Monday, January 26, 2015

UPS lowers 2014 guidance, cites high Peak Season operating costs

By Jeff Berman, Group News Editor
January 23, 2015
Earlier today, transportation and logistics bellwether UPS announced that it expects 2014 earnings to come in below its previously stated guidance.
For the fourth quarter of 2014, UPS said it anticipates adjusted diluted earnings per share of roughly $1.25, with full-year 2014 adjusted diluted earnings per share at $4.75, which represents a 3.9 percent annual gain over 2013’s adjusted earnings per share of $4.57, with full-year 2014 diluted earnings pegged at around $3.28 per share, which is 28.9 percent below 2013’s $4.61.
UPS officials cited an underperforming U.S. domestic segment as the main reason for earnings being lower than previous guidance. The company’s fourth quarter and full-year 2014 earnings will be released on February 3.
It explained that although package volume and revenue results matched up with what the company expected, the company’s operating profit was negatively impacted by what it said were “higher than expected peak-related expenses.
“Clearly, our financial performance during the quarter was disappointing,” said David Abney, UPS chief executive officer, in a statement.  “UPS invested heavily to ensure we would provide excellent service during peak when deliveries more than double.  Though customers enjoyed high quality service, it came at a cost to UPS.  Going forward, we will reduce operating costs and implement new pricing strategies during peak season.”
As previously reported by LM, peak season preparation was front and center for UPS heading into the fourth quarter.

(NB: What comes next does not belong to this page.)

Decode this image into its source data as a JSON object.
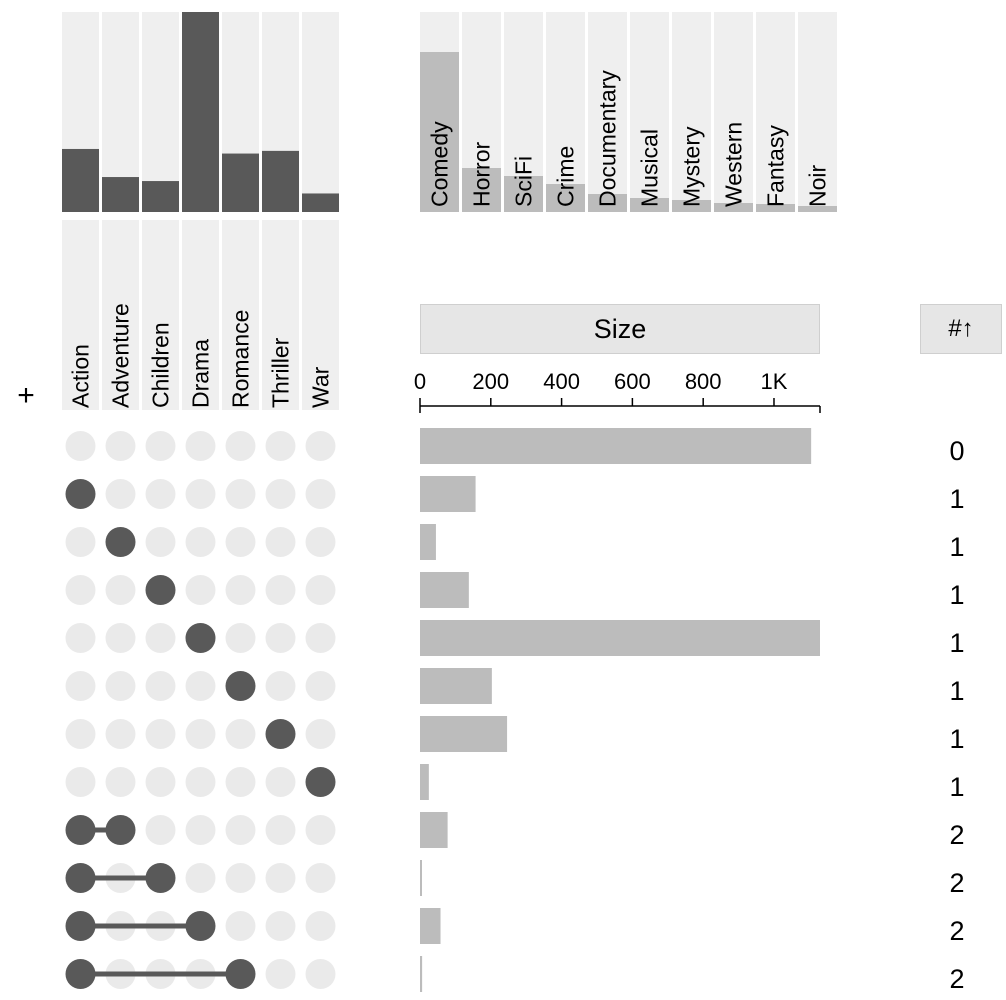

In its second quarter earnings announcement in early August, the company stated that it planned to up the ante for 2014 operating expense for capacity and peak-related projects to $175 million, with some of this capital allocated for things like expanded operations on the day after Thanksgiving, accelerated deployment of route optimization software (ORION), IT development, additional hub sorts and temporary capacity.
“One frequent topic of discussion has been our preparation for peak season. We’ve had meaningful conversations with customers about our plans,” said UPS Abney on the company’s earnings call in August. “These discussions provide the foundation for a joint commitment of forecast volume enabling UPS to better manage how large accounts impact our network. We have made changes to UPS technology that will improve communication with customers. Solutions have been implemented to provide better information on package location and shipment status, ultimately benefitting customers and UPS.”
This forward-looking approach was both smart and needed, given how many supply chain networks, not just UPS’s, dealt with myriad delays and service disruptions during Peak Season in 2013, and left them determined to go down that road again in 2014. And while there were delays and some people did not get their items in time for the holidays, industry estimates suggest it was a relatively modest amount of volume that got lost in the shuffle.
And in September UPS said it planned to hire between 90,000-to-95,000 seasonal employees, topping 2013’s 85,000. UPS said that these seasonal hires are brought on to support “the anticipated holiday surge” for package deliveries commencing in October and running through January.
Even with these changes in place well in advance of Peak Season, UPS said that while extra capacity was necessary to process what it said was an “extreme spike in package volume on Cyber Monday and peak day December 22,” over all demand was less than what was expected in other days, which subsequently resulted in a sub-optimized peak season network in the form of a productivity decline, increased contract carrier rates, costs related to overtime and training hours leading to the excess costs, coupled with network disruptions related to volume fluctuations driven by the ongoing labor- and congestion-related issues at West Coast ports. Those issues at the West Coast ports caused late arriving shipments to be dropped into the company’s major hubs in California, and shipments moving east that would normally enter its network closer to the final destination, created significant pressure on the network driving costs higher, explained UPS CFO Kurt Kuehn said on an investor call earlier today
Kuehn added that while UPS achieved strong delivery service levels throughout peak season, it “overshot” the mark with its operating plans and fell short of productivity and profit goals.
“Bottom-line: the network was much less efficient than it should have been on numerous days during peak,” he said. “This drove more than $200 million in excess operating expense. On the revenue side, although we made some progress on surcharges with the control tower initiative this year, yield management will be a more significant component of our peak operating plan next year. Going forward, during this high cost peak period, we will implement price management actions based on customer size and industry segment with the primary focus being on ground residential and SurePost. These are complex issues, and I am confident we are aggressively working on the correct areas, as we’ve said, this is a multi-year initiative. We will provide you more details during the earnings call regarding the cost and revenue actions we plan to take.”
Jerry Hempstead, president of Hempstead Consulting, said this pre-announcement was not surprising, saying the high number of seasonal employees was far too many, calling it a “knee-jerk” reaction to buffer themselves from the fourth quarter delays during the fourth quarter 2013.
“They have been spending and adding facilities and it may pay beck over time, but you cant build a church just for Easter and Christmas,” he told LM. “This was no surprise to mem and I’m surprised that Wall Street did not see this coming.
95,000 seasonal workers were way too many. We only have two integrators left and the carriers already suspended the service guarantee during the holiday peak.”